Petite Fleur

Petite fleur
Misa - (03/2013)

Un soir Jpj a dit « Sydney Bechet ».
J’ai pensé « Petite fleur ».
Je peux vous la montrer ? Regardez …

Un nénuphar dans un poumon ? Quel effet ça fait une fleur qui pousse là ? Floriane
glisse un doigt entre deux pages de ‘L’écume des jours‘, compagnon de voyage en
autorail, s’appuie du front à la vitre froide, laisse le vent balayer ses épais
cheveux blonds libérés de la barrette de nacre dont elle joue sur ses lèvres, regard
perdu sur le paysage qui défile.
Pour un bout de l’été de ses quinze ans, elle vient passer deux semaines chez sa
tante, lecture, tennis et piscine sont au programme.

Elle vide sur le lit la valise gonflée. Petites robes à fleurs et dessous blancs, sa
jupette de tennis et les t-shirts colorés, chaussures rougies de terre battue dans un
sachet de plastique, maillot de bain une pièce pour la piscine et des livres : ce sera
Vian cet été et cet autre lui qui se disait Sullivan.
Sa tante range à mesure dans la grande armoire, s’arrête un instant en haussant les
sourcils ; elle se souvient l’an dernier des culottes ‘Petit-bateau’ et des
brassières, sourit à la légèreté vaporeuse signée ‘Dim’, au 85-C sur une étiquette,
c’est vrai qu’elle l’a trouvée changée. Elle s’amuse des joues rosies et des lèvres
mordues de Floriane et glisse en riant sous le grand oreiller ‘J’irai cracher sur vos
tombes’, « c’est bien pour tes nuits ? », se souvenant qu’à quinze ans, elle non plus
n’avait pas que des rêves d’.
Sa nièce a cet air de santé innocente qu’ont les filles à cet âge, la fraîcheur
naturelle et le teint doré de soleil, encore aux joues un peu des rondeurs de
l’enfance, et déjà aussi les rondeurs d’une femme.

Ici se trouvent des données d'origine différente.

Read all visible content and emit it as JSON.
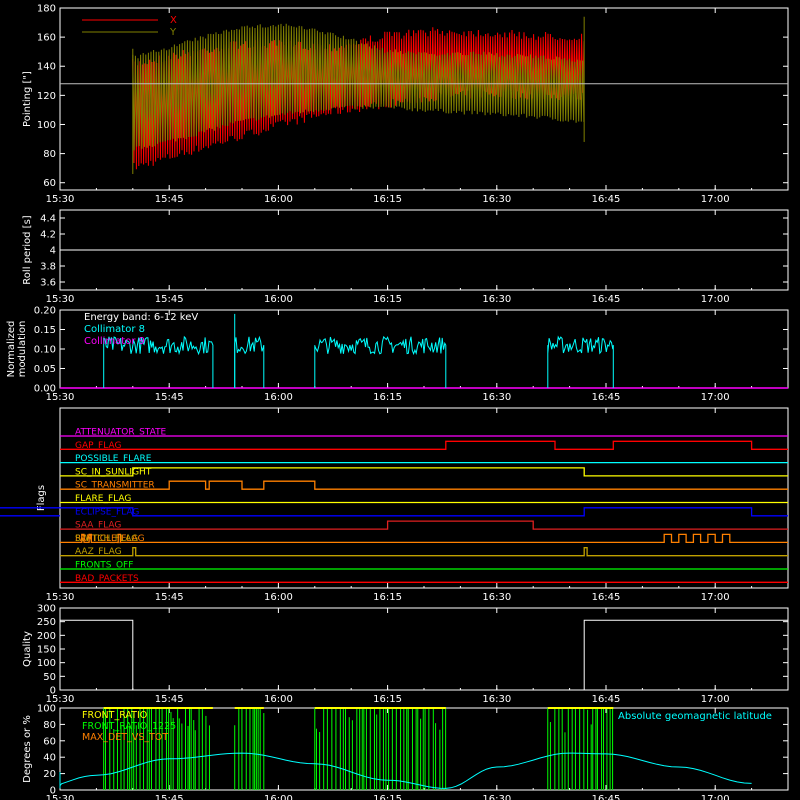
{
  "colors": {
    "background": "#000000",
    "axes": "#ffffff",
    "red": "#ff0000",
    "olive": "#808000",
    "cyan": "#00ffff",
    "magenta": "#ff00ff",
    "orange": "#ff8000",
    "yellow": "#ffff00",
    "blue": "#0000ff",
    "green": "#00ff00",
    "olive_flag": "#c0a000",
    "dark_red": "#e02020"
  },
  "chart_data": [
    {
      "id": "pointing",
      "type": "line",
      "ylabel": "Pointing [\"]",
      "ylim": [
        55,
        180
      ],
      "yticks": [
        60,
        80,
        100,
        120,
        140,
        160,
        180
      ],
      "reference_line": 128,
      "legend": [
        {
          "name": "X",
          "color": "#ff0000"
        },
        {
          "name": "Y",
          "color": "#808000"
        }
      ],
      "series": [
        {
          "name": "X",
          "color": "#ff0000",
          "x_min": [
            15.677,
            15.75,
            15.85,
            15.95,
            16.05,
            16.15,
            16.3,
            16.45,
            16.55,
            16.7
          ],
          "lower": [
            68,
            78,
            88,
            98,
            106,
            111,
            116,
            118,
            117,
            116
          ],
          "upper": [
            145,
            152,
            158,
            158,
            156,
            164,
            167,
            166,
            164,
            163
          ]
        },
        {
          "name": "Y",
          "color": "#808000",
          "x_min": [
            15.677,
            15.75,
            15.85,
            15.95,
            16.05,
            16.15,
            16.3,
            16.45,
            16.55,
            16.7
          ],
          "lower": [
            82,
            90,
            100,
            106,
            110,
            110,
            108,
            106,
            104,
            100
          ],
          "upper": [
            148,
            158,
            168,
            170,
            163,
            152,
            150,
            150,
            148,
            145
          ]
        }
      ],
      "span": [
        "15:40",
        "16:42"
      ]
    },
    {
      "id": "roll",
      "type": "line",
      "ylabel": "Roll period [s]",
      "ylim": [
        3.5,
        4.5
      ],
      "yticks": [
        3.6,
        3.8,
        4.0,
        4.2,
        4.4
      ],
      "series": [
        {
          "name": "",
          "values": [
            4.0
          ]
        }
      ]
    },
    {
      "id": "modulation",
      "type": "line",
      "ylabel": [
        "Normalized",
        "modulation"
      ],
      "ylim": [
        0,
        0.2
      ],
      "yticks": [
        "0.00",
        "0.05",
        "0.10",
        "0.15",
        "0.20"
      ],
      "legend": [
        {
          "name": "Energy band: 6-12 keV",
          "color": "#ffffff"
        },
        {
          "name": "Collimator 8",
          "color": "#00ffff"
        },
        {
          "name": "Collimator 9",
          "color": "#ff00ff"
        }
      ],
      "segments": [
        {
          "start": "15:36",
          "end": "15:51",
          "level": 0.11
        },
        {
          "start": "15:54",
          "end": "15:58",
          "level": 0.11
        },
        {
          "start": "16:05",
          "end": "16:23",
          "level": 0.11
        },
        {
          "start": "16:37",
          "end": "16:46",
          "level": 0.11
        }
      ],
      "baseline_series": {
        "name": "Collimator 9",
        "value": 0.0
      }
    },
    {
      "id": "flags",
      "type": "table",
      "ylabel": "Flags",
      "rows": [
        {
          "name": "ATTENUATOR_STATE",
          "color": "#ff00ff",
          "high": []
        },
        {
          "name": "GAP_FLAG",
          "color": "#ff0000",
          "high": [
            [
              "16:23",
              "16:38"
            ],
            [
              "16:46",
              "17:05"
            ]
          ]
        },
        {
          "name": "POSSIBLE_FLARE",
          "color": "#00ffff",
          "high": []
        },
        {
          "name": "SC_IN_SUNLIGHT",
          "color": "#ffff00",
          "high": [
            [
              "15:40",
              "16:42"
            ]
          ]
        },
        {
          "name": "SC_TRANSMITTER",
          "color": "#ff8000",
          "high": [
            [
              "15:45",
              "15:50"
            ],
            [
              "15:50.5",
              "15:55"
            ],
            [
              "15:58",
              "16:05"
            ]
          ]
        },
        {
          "name": "FLARE_FLAG",
          "color": "#ffff00",
          "high": []
        },
        {
          "name": "ECLIPSE_FLAG",
          "color": "#0000ff",
          "high": [
            [
              "15:20",
              "15:40"
            ],
            [
              "16:42",
              "17:05"
            ]
          ]
        },
        {
          "name": "SAA_FLAG",
          "color": "#e02020",
          "high": [
            [
              "16:15",
              "16:35"
            ]
          ]
        },
        {
          "name": "PARTICLE_FLAG",
          "overlay": "SWITCH_FLAG",
          "color": "#ff8000",
          "high": [
            [
              "15:33",
              "15:33.3"
            ],
            [
              "15:34",
              "15:34.3"
            ],
            [
              "15:38",
              "15:38.3"
            ],
            [
              "16:53",
              "16:54"
            ],
            [
              "16:55",
              "16:56"
            ],
            [
              "16:57",
              "16:58"
            ],
            [
              "16:59",
              "17:00"
            ],
            [
              "17:01",
              "17:02"
            ]
          ]
        },
        {
          "name": "AAZ_FLAG",
          "color": "#c0a000",
          "high": [
            [
              "15:40",
              "15:40.4"
            ],
            [
              "16:42",
              "16:42.4"
            ]
          ]
        },
        {
          "name": "FRONTS_OFF",
          "color": "#00ff00",
          "high": []
        },
        {
          "name": "BAD_PACKETS",
          "color": "#ff0000",
          "high": []
        }
      ]
    },
    {
      "id": "quality",
      "type": "line",
      "ylabel": "Quality",
      "ylim": [
        0,
        300
      ],
      "yticks": [
        0,
        50,
        100,
        150,
        200,
        250,
        300
      ],
      "series": [
        {
          "name": "",
          "x": [
            "15:20",
            "15:40",
            "15:40",
            "16:42",
            "16:42",
            "17:05"
          ],
          "y": [
            255,
            255,
            0,
            0,
            255,
            255
          ]
        }
      ]
    },
    {
      "id": "ratios",
      "type": "line",
      "ylabel": "Degrees or %",
      "ylim": [
        0,
        100
      ],
      "yticks": [
        0,
        20,
        40,
        60,
        80,
        100
      ],
      "legend": [
        {
          "name": "FRONT_RATIO",
          "color": "#ffff00"
        },
        {
          "name": "FRONT_RATIO_1225",
          "color": "#00ff00"
        },
        {
          "name": "MAX_DET_VS_TOT",
          "color": "#ff8000"
        }
      ],
      "right_label": {
        "text": "Absolute geomagnetic latitude",
        "color": "#00ffff"
      },
      "latitude": {
        "x": [
          "15:20",
          "15:27",
          "15:35",
          "15:45",
          "15:55",
          "16:05",
          "16:15",
          "16:23",
          "16:30",
          "16:40",
          "16:45",
          "16:55",
          "17:05"
        ],
        "y": [
          22,
          2,
          18,
          38,
          45,
          32,
          12,
          2,
          28,
          45,
          44,
          28,
          8
        ]
      },
      "green_bands": [
        [
          "15:36",
          "15:51"
        ],
        [
          "15:54",
          "15:58"
        ],
        [
          "16:05",
          "16:23"
        ],
        [
          "16:37",
          "16:46"
        ]
      ]
    }
  ],
  "x_axis": {
    "tick_labels": [
      "15:30",
      "15:45",
      "16:00",
      "16:15",
      "16:30",
      "16:45",
      "17:00"
    ],
    "range_minutes": [
      930,
      1030
    ]
  }
}
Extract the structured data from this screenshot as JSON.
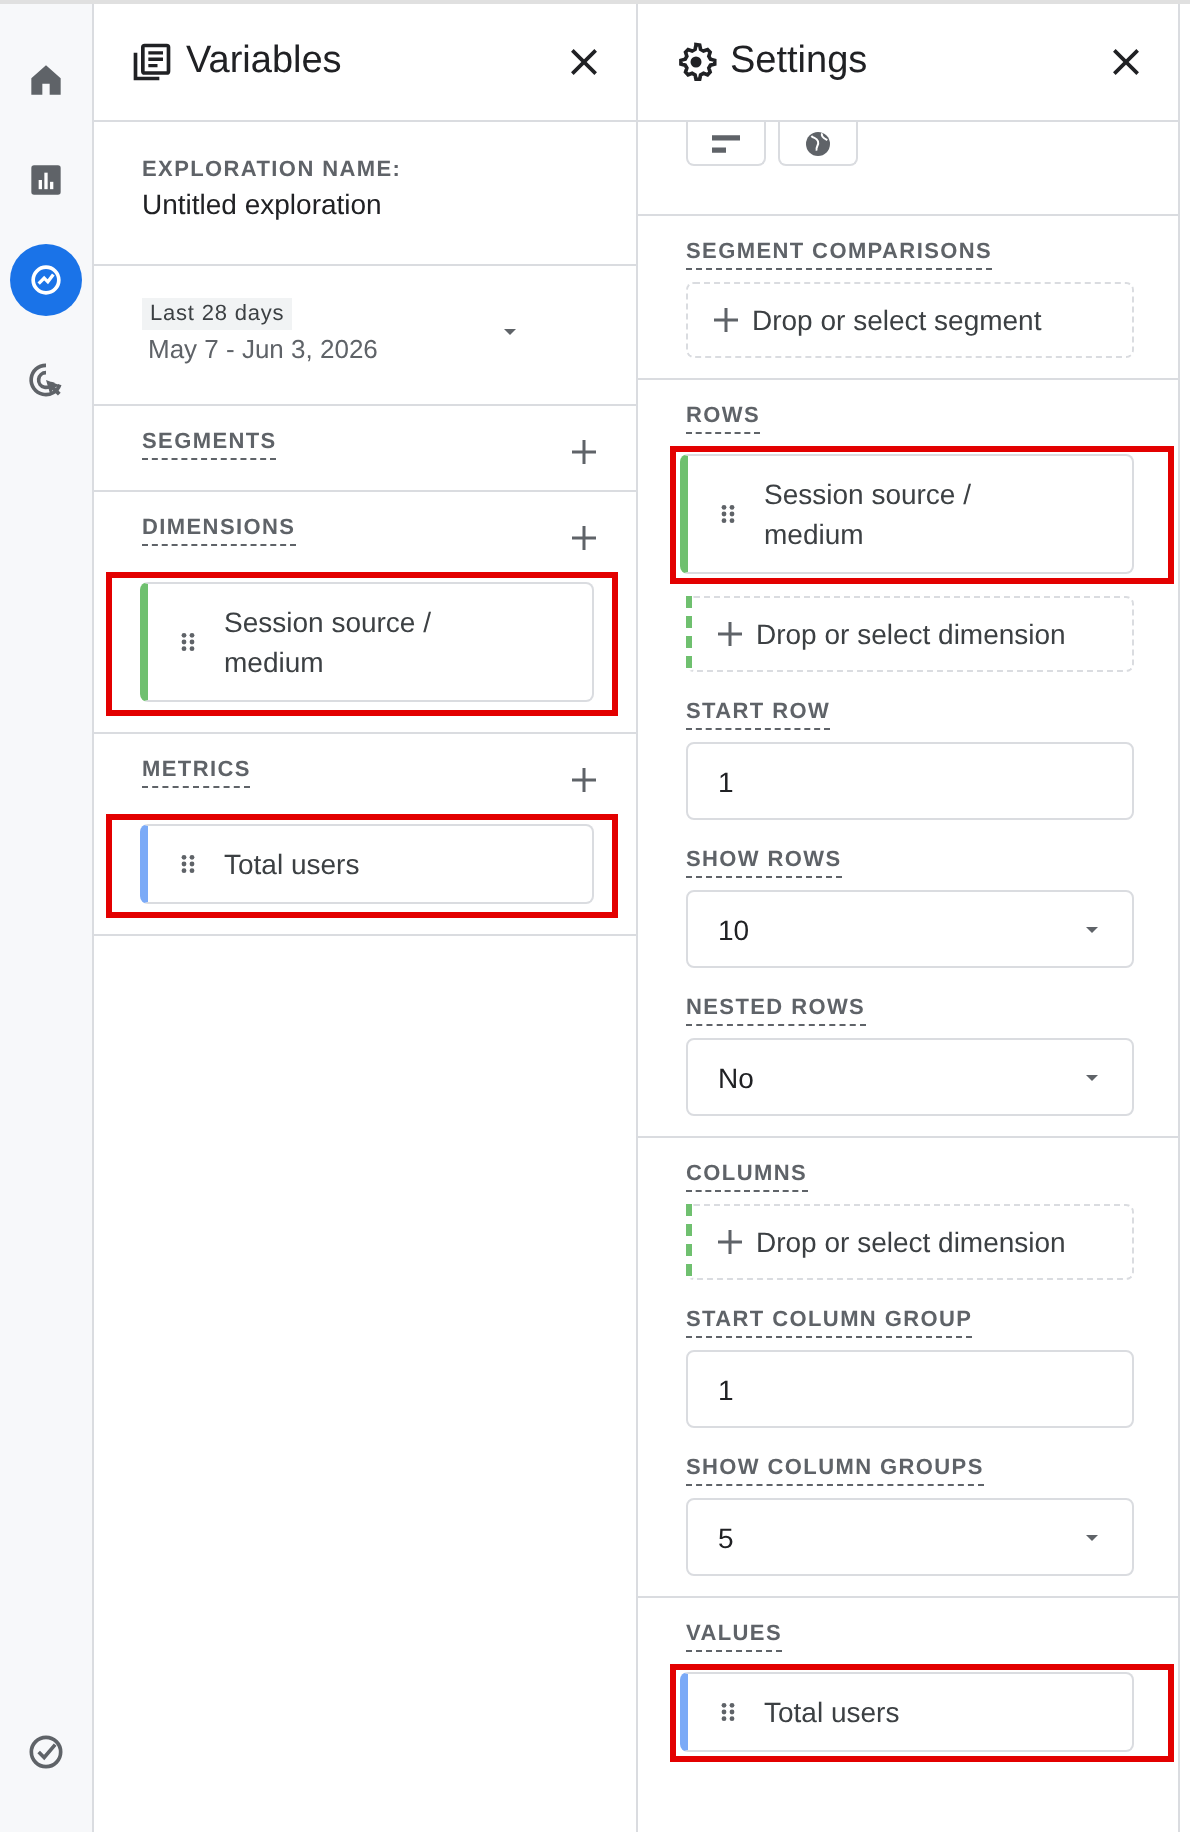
{
  "nav": {
    "items": [
      {
        "kind": "home",
        "selected": false
      },
      {
        "kind": "reports",
        "selected": false
      },
      {
        "kind": "explore",
        "selected": true
      },
      {
        "kind": "advertising",
        "selected": false
      }
    ],
    "bottom_items": [
      {
        "kind": "admin",
        "selected": false
      }
    ]
  },
  "variables_panel": {
    "title": "Variables",
    "exploration_name": {
      "label": "EXPLORATION NAME:",
      "value": "Untitled exploration"
    },
    "date_range": {
      "preset": "Last 28 days",
      "range": "May 7 - Jun 3, 2026"
    },
    "sections": [
      {
        "label": "SEGMENTS"
      },
      {
        "label": "DIMENSIONS",
        "chips": [
          {
            "text": "Session source / medium",
            "kind": "dimension",
            "highlighted": true
          }
        ]
      },
      {
        "label": "METRICS",
        "chips": [
          {
            "text": "Total users",
            "kind": "metric",
            "highlighted": true
          }
        ]
      }
    ]
  },
  "settings_panel": {
    "title": "Settings",
    "groups": [
      {
        "fields": [
          {
            "label": "SEGMENT COMPARISONS",
            "kind": "drop",
            "placeholder": "Drop or select segment"
          }
        ]
      },
      {
        "fields": [
          {
            "label": "ROWS",
            "kind": "drop",
            "color": "#6fc06f",
            "chips": [
              {
                "text": "Session source / medium",
                "kind": "dimension",
                "highlighted": true
              }
            ],
            "placeholder": "Drop or select dimension"
          },
          {
            "label": "START ROW",
            "kind": "input",
            "value": "1"
          },
          {
            "label": "SHOW ROWS",
            "kind": "select",
            "value": "10"
          },
          {
            "label": "NESTED ROWS",
            "kind": "select",
            "value": "No"
          }
        ]
      },
      {
        "fields": [
          {
            "label": "COLUMNS",
            "kind": "drop",
            "color": "#6fc06f",
            "placeholder": "Drop or select dimension"
          },
          {
            "label": "START COLUMN GROUP",
            "kind": "input",
            "value": "1"
          },
          {
            "label": "SHOW COLUMN GROUPS",
            "kind": "select",
            "value": "5"
          }
        ]
      },
      {
        "fields": [
          {
            "label": "VALUES",
            "kind": "drop",
            "chips": [
              {
                "text": "Total users",
                "kind": "metric",
                "highlighted": true
              }
            ]
          }
        ]
      }
    ]
  }
}
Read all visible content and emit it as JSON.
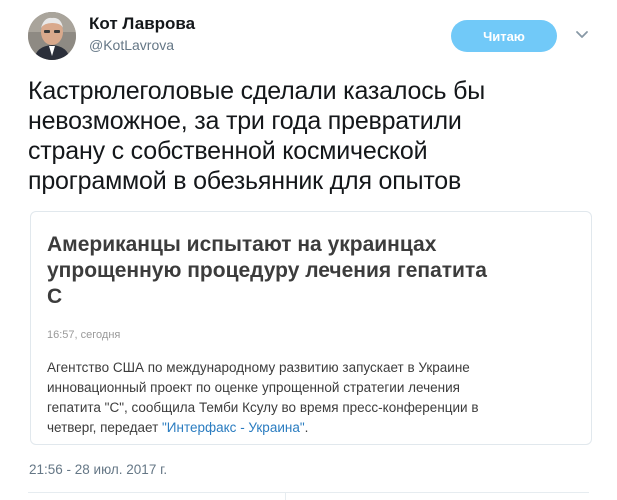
{
  "author": {
    "display_name": "Кот Лаврова",
    "handle": "@KotLavrova"
  },
  "follow_button": {
    "label": "Читаю"
  },
  "tweet": {
    "line1": "Кастрюлеголовые сделали казалось бы",
    "line2": "невозможное, за три года превратили",
    "line3": "страну с собственной космической",
    "line4": "программой в обезьянник для опытов"
  },
  "card": {
    "title_line1": "Американцы испытают на украинцах",
    "title_line2": "упрощенную процедуру лечения гепатита",
    "title_line3": "С",
    "time": "16:57, сегодня",
    "body_line1": "Агентство США по международному развитию запускает в Украине",
    "body_line2": "инновационный проект по оценке упрощенной стратегии лечения",
    "body_line3": "гепатита \"С\", сообщила Темби Ксулу во время пресс-конференции в",
    "body_line4_prefix": "четверг, передает ",
    "body_link": "\"Интерфакс - Украина\"",
    "body_line4_suffix": "."
  },
  "timestamp": "21:56 - 28 июл. 2017 г."
}
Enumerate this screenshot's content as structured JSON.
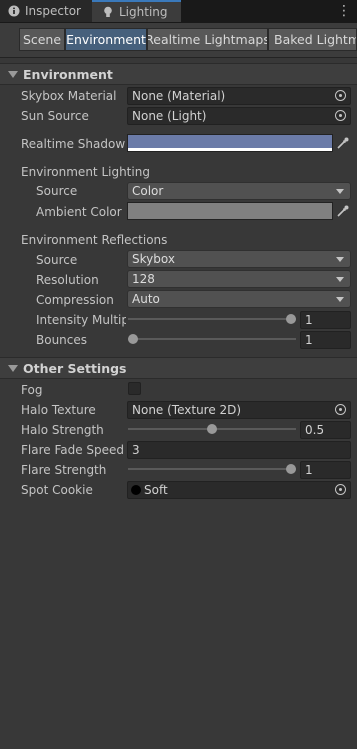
{
  "window_tabs": [
    {
      "label": "Inspector",
      "icon": "info-icon",
      "active": false
    },
    {
      "label": "Lighting",
      "icon": "lightbulb-icon",
      "active": true
    }
  ],
  "toolbar_tabs": [
    {
      "label": "Scene",
      "selected": false
    },
    {
      "label": "Environment",
      "selected": true
    },
    {
      "label": "Realtime Lightmaps",
      "selected": false
    },
    {
      "label": "Baked Lightmaps",
      "selected": false
    }
  ],
  "environment": {
    "title": "Environment",
    "skybox_material": {
      "label": "Skybox Material",
      "value": "None (Material)"
    },
    "sun_source": {
      "label": "Sun Source",
      "value": "None (Light)"
    },
    "realtime_shadow": {
      "label": "Realtime Shadow Color",
      "color": "#6b7ba8"
    },
    "lighting": {
      "title": "Environment Lighting",
      "source": {
        "label": "Source",
        "value": "Color"
      },
      "ambient": {
        "label": "Ambient Color",
        "color": "#808080"
      }
    },
    "reflections": {
      "title": "Environment Reflections",
      "source": {
        "label": "Source",
        "value": "Skybox"
      },
      "resolution": {
        "label": "Resolution",
        "value": "128"
      },
      "compression": {
        "label": "Compression",
        "value": "Auto"
      },
      "intensity": {
        "label": "Intensity Multiplier",
        "value": "1",
        "fraction": 1.0
      },
      "bounces": {
        "label": "Bounces",
        "value": "1",
        "fraction": 0.0
      }
    }
  },
  "other": {
    "title": "Other Settings",
    "fog": {
      "label": "Fog",
      "checked": false
    },
    "halo_texture": {
      "label": "Halo Texture",
      "value": "None (Texture 2D)"
    },
    "halo_strength": {
      "label": "Halo Strength",
      "value": "0.5",
      "fraction": 0.5
    },
    "flare_fade": {
      "label": "Flare Fade Speed",
      "value": "3"
    },
    "flare_strength": {
      "label": "Flare Strength",
      "value": "1",
      "fraction": 1.0
    },
    "spot_cookie": {
      "label": "Spot Cookie",
      "value": "Soft"
    }
  },
  "colors": {
    "accent": "#3a79bb",
    "selected_tab": "#46607c",
    "background": "#383838"
  }
}
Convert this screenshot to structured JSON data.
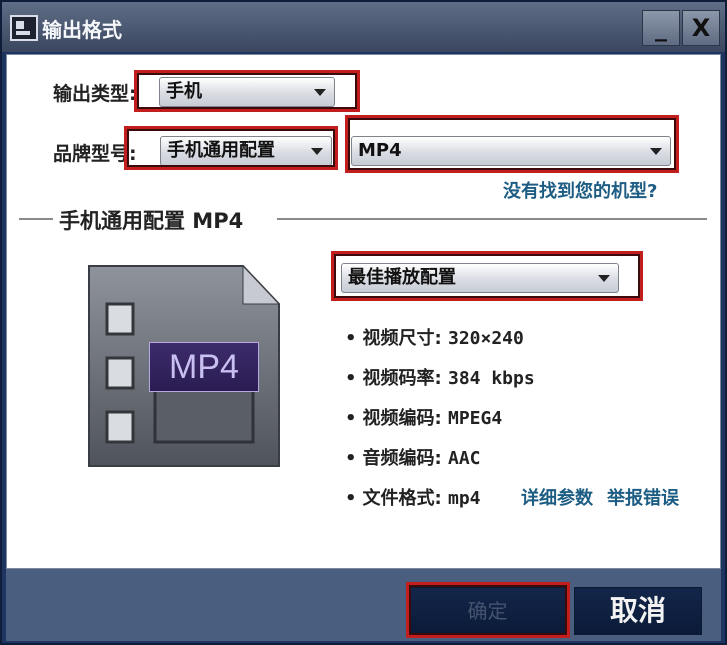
{
  "window": {
    "title": "输出格式",
    "minimize_label": "_",
    "close_label": "X"
  },
  "output_type": {
    "label": "输出类型:",
    "value": "手机"
  },
  "brand_model": {
    "label": "品牌型号:",
    "brand_value": "手机通用配置",
    "model_value": "MP4",
    "not_found_link": "没有找到您的机型?"
  },
  "section": {
    "title": "手机通用配置 MP4"
  },
  "preset": {
    "value": "最佳播放配置"
  },
  "format_icon": {
    "badge_text": "MP4"
  },
  "specs": {
    "bullet": "•",
    "video_size_label": "视频尺寸:",
    "video_size_value": "320×240",
    "video_bitrate_label": "视频码率:",
    "video_bitrate_value": "384 kbps",
    "video_codec_label": "视频编码:",
    "video_codec_value": "MPEG4",
    "audio_codec_label": "音频编码:",
    "audio_codec_value": "AAC",
    "file_format_label": "文件格式:",
    "file_format_value": "mp4",
    "details_link": "详细参数",
    "report_link": "举报错误"
  },
  "buttons": {
    "ok_label": "确定",
    "cancel_label": "取消"
  },
  "colors": {
    "highlight": "#c21e1e",
    "link": "#1d5d84",
    "titlebar": "#4a5870"
  },
  "icons": {
    "app": "app-icon",
    "dropdown": "chevron-down-icon",
    "format": "film-strip-icon"
  }
}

Ils s’appellent Alexis, Marc et Julien, deux frères, un ami, Noémie l’amie d’un des
frères.

Au premier jour de vacances de Floriane, ils sont sur un banc sous la tonnelle
de vigne vierge qui borde le cours et la regardent jouer, commentent et rient. Sa
tante a compris l’intérêt des garçons a un peu hésité et puis a pensé « plus tard, je
lui dirai plus tard ». Floriane saute en frappant un coup-droit, se fend au filet,
pivote pour asséner un revers lifté exécuté à deux mains, et la jupette s’envole,
s’enroule sur la taille, expose les petits dessous blancs si légers gentiment déplacés
par ses courses.

Julien lui a demandé si elle voulait bien jouer le lendemain avec lui. Floriane aurait
préféré que ce soit Alexis mais a accepté, encouragée par sa tante. Ils étaient tous
accoudés au comptoir du clubhouse quand elles sont sorties des vestiaires, et se sont
invités pour les accompagner à la piscine réservée aux membres du club.

Sa tante s’est promis : elles iraient faire des courses demain. Elle lui offrirait un
petit short blanc à porter sous sa jupette, aussi un maillot de bain, offrant moins de
transparence au sortir de l’eau que celui qu’elle portait ce tantôt, qui forçait les
garçons à n’offrir au soleil que leur dos, qui faisait rire Noémie.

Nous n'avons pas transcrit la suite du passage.